Achebe suggests that more than a mere ordering of things, storytelling must be recognized as a necessary and positive tool for social change. Indeed, Achebe's belief that storytelling is critical to Nigeria's future rings clear in the exchange among Ikem, one of the three narrators, and the elders from his village, Abazon. Suffering drought and poverty, the Abazon leaders have traveled to the capital in an effort to pressure the government for relief. Emphasizing the importance of the story, an old man, launches into a diatribe pronouncing, "The story is our escort; without it, we are blind. Does the blind man own his escort? No, neither do we the story; rather is the story that owns and directs us" (114). Therefore, the subject is constituted through stories, as stories mark differences in human experience. The old man continues to explain the story of a tortoise captured by a leopard; whereby the tortoise, just before its death, asks the leopard for a moment to scratch the sand vigorously in order to leave an impression of the struggle. In the tradition of African storytelling, Ikem then passes this story on to an audience of young students challenging Kanga's social and economic state. Again, merging technique and theme, Achebe affirms the need to (re)tell stories of the past in order to enter the future successfully.
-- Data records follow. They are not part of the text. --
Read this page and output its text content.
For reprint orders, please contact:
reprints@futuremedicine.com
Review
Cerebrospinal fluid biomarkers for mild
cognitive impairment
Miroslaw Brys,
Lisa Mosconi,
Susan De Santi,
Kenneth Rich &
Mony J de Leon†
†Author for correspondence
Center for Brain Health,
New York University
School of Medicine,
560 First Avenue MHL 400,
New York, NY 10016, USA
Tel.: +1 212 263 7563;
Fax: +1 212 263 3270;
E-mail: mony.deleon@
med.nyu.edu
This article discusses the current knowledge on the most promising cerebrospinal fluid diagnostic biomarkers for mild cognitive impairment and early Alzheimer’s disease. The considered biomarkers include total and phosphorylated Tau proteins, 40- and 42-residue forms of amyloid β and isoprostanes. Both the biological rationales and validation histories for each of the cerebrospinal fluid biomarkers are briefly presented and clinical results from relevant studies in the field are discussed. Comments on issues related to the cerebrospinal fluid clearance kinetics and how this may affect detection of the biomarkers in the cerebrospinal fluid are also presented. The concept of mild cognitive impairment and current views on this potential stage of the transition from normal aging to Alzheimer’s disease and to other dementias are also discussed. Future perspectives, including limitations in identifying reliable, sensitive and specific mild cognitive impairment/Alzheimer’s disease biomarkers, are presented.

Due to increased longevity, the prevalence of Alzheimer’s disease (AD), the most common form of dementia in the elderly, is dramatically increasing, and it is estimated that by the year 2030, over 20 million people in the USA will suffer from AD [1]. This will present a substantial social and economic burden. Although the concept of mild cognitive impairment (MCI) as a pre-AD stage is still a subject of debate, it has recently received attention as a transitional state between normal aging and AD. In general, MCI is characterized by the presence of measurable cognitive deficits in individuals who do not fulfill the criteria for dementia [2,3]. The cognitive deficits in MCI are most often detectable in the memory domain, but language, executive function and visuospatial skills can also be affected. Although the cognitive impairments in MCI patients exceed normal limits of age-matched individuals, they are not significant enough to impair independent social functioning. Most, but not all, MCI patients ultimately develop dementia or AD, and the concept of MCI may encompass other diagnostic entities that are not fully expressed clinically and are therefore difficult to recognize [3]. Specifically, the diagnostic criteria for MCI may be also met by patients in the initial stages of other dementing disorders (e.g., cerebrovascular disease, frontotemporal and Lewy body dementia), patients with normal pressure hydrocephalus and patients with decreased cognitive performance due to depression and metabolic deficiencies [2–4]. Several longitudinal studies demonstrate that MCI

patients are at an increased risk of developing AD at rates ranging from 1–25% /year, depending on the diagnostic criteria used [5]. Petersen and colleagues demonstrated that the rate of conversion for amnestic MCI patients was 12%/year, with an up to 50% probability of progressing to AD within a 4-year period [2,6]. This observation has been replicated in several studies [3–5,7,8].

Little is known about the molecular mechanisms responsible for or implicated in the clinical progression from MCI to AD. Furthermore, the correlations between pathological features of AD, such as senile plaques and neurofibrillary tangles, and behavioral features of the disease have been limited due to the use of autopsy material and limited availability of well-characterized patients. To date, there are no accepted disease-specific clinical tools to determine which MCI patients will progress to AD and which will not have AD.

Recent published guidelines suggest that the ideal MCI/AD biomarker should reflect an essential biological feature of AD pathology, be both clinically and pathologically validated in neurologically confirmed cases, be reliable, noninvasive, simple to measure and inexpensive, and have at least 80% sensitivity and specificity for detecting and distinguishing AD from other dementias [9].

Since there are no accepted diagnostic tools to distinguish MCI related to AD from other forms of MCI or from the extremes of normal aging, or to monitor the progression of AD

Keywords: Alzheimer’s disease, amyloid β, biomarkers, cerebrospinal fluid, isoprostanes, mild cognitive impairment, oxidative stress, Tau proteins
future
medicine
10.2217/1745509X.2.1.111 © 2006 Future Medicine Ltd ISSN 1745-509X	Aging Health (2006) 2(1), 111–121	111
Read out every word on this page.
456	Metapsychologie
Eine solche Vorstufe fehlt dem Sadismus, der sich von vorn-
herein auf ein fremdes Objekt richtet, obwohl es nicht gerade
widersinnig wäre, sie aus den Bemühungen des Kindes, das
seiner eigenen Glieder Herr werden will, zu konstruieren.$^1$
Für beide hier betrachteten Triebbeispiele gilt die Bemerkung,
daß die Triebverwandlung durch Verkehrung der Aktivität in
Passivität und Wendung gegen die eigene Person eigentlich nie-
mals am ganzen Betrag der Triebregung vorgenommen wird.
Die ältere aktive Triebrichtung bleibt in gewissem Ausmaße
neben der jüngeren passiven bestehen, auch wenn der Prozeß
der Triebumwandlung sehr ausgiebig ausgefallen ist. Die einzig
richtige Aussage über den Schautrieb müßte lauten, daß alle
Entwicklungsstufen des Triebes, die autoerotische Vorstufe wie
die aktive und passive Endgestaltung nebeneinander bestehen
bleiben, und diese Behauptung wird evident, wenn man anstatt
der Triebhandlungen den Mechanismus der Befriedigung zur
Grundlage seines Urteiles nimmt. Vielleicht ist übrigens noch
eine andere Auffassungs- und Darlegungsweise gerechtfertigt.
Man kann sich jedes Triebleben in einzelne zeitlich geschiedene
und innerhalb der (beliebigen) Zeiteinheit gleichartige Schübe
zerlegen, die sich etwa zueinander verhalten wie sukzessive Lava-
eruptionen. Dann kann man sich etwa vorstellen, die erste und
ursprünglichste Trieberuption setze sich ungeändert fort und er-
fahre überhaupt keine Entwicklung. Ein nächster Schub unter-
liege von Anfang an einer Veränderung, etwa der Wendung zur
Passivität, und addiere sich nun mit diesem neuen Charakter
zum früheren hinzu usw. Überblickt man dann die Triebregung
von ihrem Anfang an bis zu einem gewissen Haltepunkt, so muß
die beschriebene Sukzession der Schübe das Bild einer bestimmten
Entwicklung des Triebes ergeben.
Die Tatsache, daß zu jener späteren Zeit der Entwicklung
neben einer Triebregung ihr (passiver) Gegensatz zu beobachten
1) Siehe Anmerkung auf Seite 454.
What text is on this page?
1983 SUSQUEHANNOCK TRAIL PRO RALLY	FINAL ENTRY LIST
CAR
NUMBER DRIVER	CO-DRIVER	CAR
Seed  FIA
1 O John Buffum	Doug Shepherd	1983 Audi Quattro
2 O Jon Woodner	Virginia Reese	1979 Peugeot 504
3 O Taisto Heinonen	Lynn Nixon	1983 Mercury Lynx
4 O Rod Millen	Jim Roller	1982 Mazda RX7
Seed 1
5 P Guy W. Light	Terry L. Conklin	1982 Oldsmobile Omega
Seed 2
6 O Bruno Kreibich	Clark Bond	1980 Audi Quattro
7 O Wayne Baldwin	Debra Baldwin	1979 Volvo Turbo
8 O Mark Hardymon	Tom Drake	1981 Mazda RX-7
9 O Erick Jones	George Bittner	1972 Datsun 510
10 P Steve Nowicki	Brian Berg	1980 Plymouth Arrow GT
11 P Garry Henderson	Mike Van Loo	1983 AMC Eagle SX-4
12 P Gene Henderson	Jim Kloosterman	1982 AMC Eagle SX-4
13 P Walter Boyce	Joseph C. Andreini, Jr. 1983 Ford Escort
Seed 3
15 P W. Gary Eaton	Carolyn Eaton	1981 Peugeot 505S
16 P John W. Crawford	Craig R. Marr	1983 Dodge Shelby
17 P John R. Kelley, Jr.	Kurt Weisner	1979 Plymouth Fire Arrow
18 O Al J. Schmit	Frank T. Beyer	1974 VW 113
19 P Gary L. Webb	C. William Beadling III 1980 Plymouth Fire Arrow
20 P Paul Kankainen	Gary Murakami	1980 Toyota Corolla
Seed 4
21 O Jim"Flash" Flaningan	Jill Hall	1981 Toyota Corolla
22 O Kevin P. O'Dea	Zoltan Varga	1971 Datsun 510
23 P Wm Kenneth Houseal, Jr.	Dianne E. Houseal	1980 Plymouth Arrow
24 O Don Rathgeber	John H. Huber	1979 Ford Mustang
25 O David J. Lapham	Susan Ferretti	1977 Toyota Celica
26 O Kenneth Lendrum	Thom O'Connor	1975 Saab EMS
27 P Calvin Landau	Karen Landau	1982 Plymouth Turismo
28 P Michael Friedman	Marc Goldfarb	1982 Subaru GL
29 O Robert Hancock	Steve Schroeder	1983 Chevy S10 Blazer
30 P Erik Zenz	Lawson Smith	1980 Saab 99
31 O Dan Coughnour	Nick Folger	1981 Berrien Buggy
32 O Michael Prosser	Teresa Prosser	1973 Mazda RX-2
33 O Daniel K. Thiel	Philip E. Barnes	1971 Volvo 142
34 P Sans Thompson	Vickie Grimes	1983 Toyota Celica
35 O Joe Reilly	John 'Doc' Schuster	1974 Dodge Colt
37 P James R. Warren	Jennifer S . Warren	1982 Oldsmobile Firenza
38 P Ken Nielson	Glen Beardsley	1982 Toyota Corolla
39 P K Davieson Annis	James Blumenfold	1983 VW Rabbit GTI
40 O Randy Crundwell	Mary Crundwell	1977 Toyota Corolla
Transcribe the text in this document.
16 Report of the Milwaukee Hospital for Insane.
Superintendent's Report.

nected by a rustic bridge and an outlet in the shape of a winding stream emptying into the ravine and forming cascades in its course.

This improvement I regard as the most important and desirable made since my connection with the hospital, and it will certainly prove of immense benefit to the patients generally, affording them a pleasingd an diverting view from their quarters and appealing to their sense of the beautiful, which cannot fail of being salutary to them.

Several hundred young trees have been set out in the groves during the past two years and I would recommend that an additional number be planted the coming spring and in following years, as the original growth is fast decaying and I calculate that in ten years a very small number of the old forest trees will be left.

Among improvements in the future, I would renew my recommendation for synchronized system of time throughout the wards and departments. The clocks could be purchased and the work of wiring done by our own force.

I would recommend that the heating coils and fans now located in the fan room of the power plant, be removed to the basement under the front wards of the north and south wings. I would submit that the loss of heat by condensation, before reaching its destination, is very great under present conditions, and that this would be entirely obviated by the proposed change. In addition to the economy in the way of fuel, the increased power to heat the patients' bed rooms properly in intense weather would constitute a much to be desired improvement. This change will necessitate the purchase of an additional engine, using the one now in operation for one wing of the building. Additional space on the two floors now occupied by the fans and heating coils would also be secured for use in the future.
This drive to leave an impression in the sand appears repeatedly in Waterland. Crick's grandfather, for example, whose unnatural love for his daughter insists on a child--a mark symbolizing his struggle against nature--produces Dick, Crick's mentally defective brother. And reaching even farther back, Crick traces to his ancestors feat of draining the Fens, reclaiming land. However, nothing triumphs over nature, and Crick describes his ancestors' understanding of their seemingly futile yet necessary effort to leave an impression on the Fens: "Because they did not forget, in their muddy labors, their swampy origins; that, however much you resist them, the waters will return; that the land sinks; silt collects; that something in nature wants to go back" (17). Water, a metaphor for change, cycles, life and destruction, a fluid without container, water cannot be completely controlled. Despite the draining of water from the Fens, the human attempts to create land, breweries and railroads, ultimately nothing will leave an impression in the sand except water. Like Swift, Achebe points to nature, to the anthills, as true historical artifact. In Ikem's "Hymn to the Sun" Achebe invokes the novel's title, suggesting that the anthills survive, "to tell the new grass of the savannah about last year's brush fires" (28).
How much, then, of history occurs as accident or entropic force? Like the British empire or Kanga's self-rule, Atkinson's brewery, or Mary's sexual curiosity, must every attempt to fashion human existence fade? For Swift, nature is victor, and even the act of telling stories affirms nature's triumph, as it is a peculiar human necessity to tell and take and make stories. Achebe suggests that whereas human triumphs over nature are always temporary, people must continually engage in the infinite task of making new stories by manipulating history. For example, subverting tradition in the name of tradition, Beatrice's naming ceremony functions as a prophesy for future Kangan society, and here Achebe describes the potential for a successful postcolonial nation . Realizing the intimacy between storytelling and the fractional yet powerful Here and Now, Achebe accesses the future. As Friedrich Nietzsche once wrote, "What is great in man is that he is a bridge and not a goal" (44). This being stated, under a bridge there must be water that will at some point destroy the human structure.